Love this Chili. The flavor is great. I follow your recipe with the exception of the canned beans. I soak a bag of pintos over night and cook the chili until the beans soften. I think the longer cooking time enhances the flavors even more and gives an even thicker chili. 🙂 Thanks so much for this recipe, I have tried numerous recipes since I stopped eating meat and none of them were worth making again. I’m just getting ready to make my 5th batch today.


13 Elana May 29, 2012 at 4:53 pm

Great recipe and filling! I left out the chilies and used chili powder.


14 Ryan December 10, 2012 at 12:36 am

Just made a big pot of this with my girlfriend to eat on through finals week. Substituted California for New Mexico peppers. This is the best vegan chilli we’ve ever had!


15 taska January 29, 2013 at 8:11 am

Great recipe!!! I sub a half envelope of McCormick chili and red peepee fpakes for chili peppers..came out great!!


16 Ainsley June 10, 2013 at 12:39 pm

LOVE this chili. Best I’ve ever tasted. Silly question: What do you consider a “serving” – a cup? Thanks again for the yummiest recipes around!


17 Susan Voisin June 10, 2013 at 1:36 pm

I just divide it into fourths and call each one a serving, but I’m betting that it comes out to a little more than 1 cup each.


18 Ellen Francis September 23, 2013 at 7:10 pm

This recipe looked so delicious and easy to make that I was inspired to incorporate it into an article I just posted in Vegan American Princess! I gave you credit and a link directly to this page. Take a look….


19 Jess September 28, 2013 at 8:37 pm

I tried the 1 tsp of new mexico dried chili powder, and think it could have used the two tsp, but did add cayene as suggested at then end. Hubbs liked this very much, so thanks for the recommendation of how much powder to use!

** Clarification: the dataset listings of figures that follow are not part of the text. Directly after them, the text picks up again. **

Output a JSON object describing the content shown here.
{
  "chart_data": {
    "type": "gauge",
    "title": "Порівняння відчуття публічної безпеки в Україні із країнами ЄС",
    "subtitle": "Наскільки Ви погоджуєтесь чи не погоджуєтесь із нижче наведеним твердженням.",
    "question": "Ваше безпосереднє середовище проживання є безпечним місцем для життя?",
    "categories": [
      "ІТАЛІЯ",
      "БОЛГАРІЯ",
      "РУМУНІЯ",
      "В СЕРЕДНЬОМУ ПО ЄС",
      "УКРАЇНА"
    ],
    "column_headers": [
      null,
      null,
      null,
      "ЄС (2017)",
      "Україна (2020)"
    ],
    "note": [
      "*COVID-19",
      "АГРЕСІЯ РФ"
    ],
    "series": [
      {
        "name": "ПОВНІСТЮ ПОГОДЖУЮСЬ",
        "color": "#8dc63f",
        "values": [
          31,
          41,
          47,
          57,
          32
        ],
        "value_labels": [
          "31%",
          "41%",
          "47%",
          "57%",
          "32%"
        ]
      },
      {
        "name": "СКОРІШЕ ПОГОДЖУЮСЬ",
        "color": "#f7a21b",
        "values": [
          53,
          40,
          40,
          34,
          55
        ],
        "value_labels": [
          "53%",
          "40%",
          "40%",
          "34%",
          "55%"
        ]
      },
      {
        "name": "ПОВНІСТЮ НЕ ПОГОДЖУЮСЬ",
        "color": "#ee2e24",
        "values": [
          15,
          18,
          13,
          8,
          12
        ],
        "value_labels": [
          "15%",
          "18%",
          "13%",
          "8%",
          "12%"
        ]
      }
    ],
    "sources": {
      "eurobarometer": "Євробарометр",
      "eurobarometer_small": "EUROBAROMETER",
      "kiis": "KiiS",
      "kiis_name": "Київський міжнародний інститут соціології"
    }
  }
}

20 Marianne November 1, 2013 at 3:33 am

I just wanted to say that I love your page very much. It gives me so much inspiration. Right now over here (Middle of Europe) the weather is getting chilly too and I love your soups and pots and stews very much. There is almost nothing as comforting as preparing a big pot of wonderfully smelling beans,vegetables and spices. Keep up the good work and thanks for sharing all your wonderful recipes!


21 Joseph January 4, 2014 at 12:36 pm

Thanks for this wonderful recipe. it has now become a staple of my rotation. Very tasty and healthy! Can’t wait to try out your other recipes!


22 Peggy Snodsmith January 17, 2014 at 6:38 am

is the cocoa used the same we use for hot cocoa?


23 Susan Voisin January 17, 2014 at 7:19 am

It’s the unsweetened kind that is used for baking.


24 Kristen March 17, 2014 at 9:02 pm

I haven’t actually finished cooking this yet (I’m sure it will be delicious), I just wanted to say that I would STRONGLY recommend against anyone with even slight respiratory sensitivities pureeing the chili peppers. I have very mild asthma (more of an annoyance than a danger in my case), but the aerosolized particles of pepper have made it so that I cannot draw a breath in my kitchen. I choke before it gets past my windpipe. It made my fiancé cough initially, but after that he was fine.

If you have remotely sensitive breathing, be careful with those chilis!


25 Danielle November 4, 2014 at 11:58 am

I am making this right now and taste tested it (twice, heh)… oh wow, it’s delicious!

I added a bag of frozen corn and two diced zucchini, plus about a teaspoon of coriander, a teaspoon of chipotle powder, and used about a tablespoon dried NM chili powder instead of the whole chilis. The seasonings are great! Thanks for another yummy recipe.

The seasonings are great! Thanks for another yummy recipe. My husband is working at our local polling place today, and this will be a great meal for him when he gets home at about 9:30 tonight.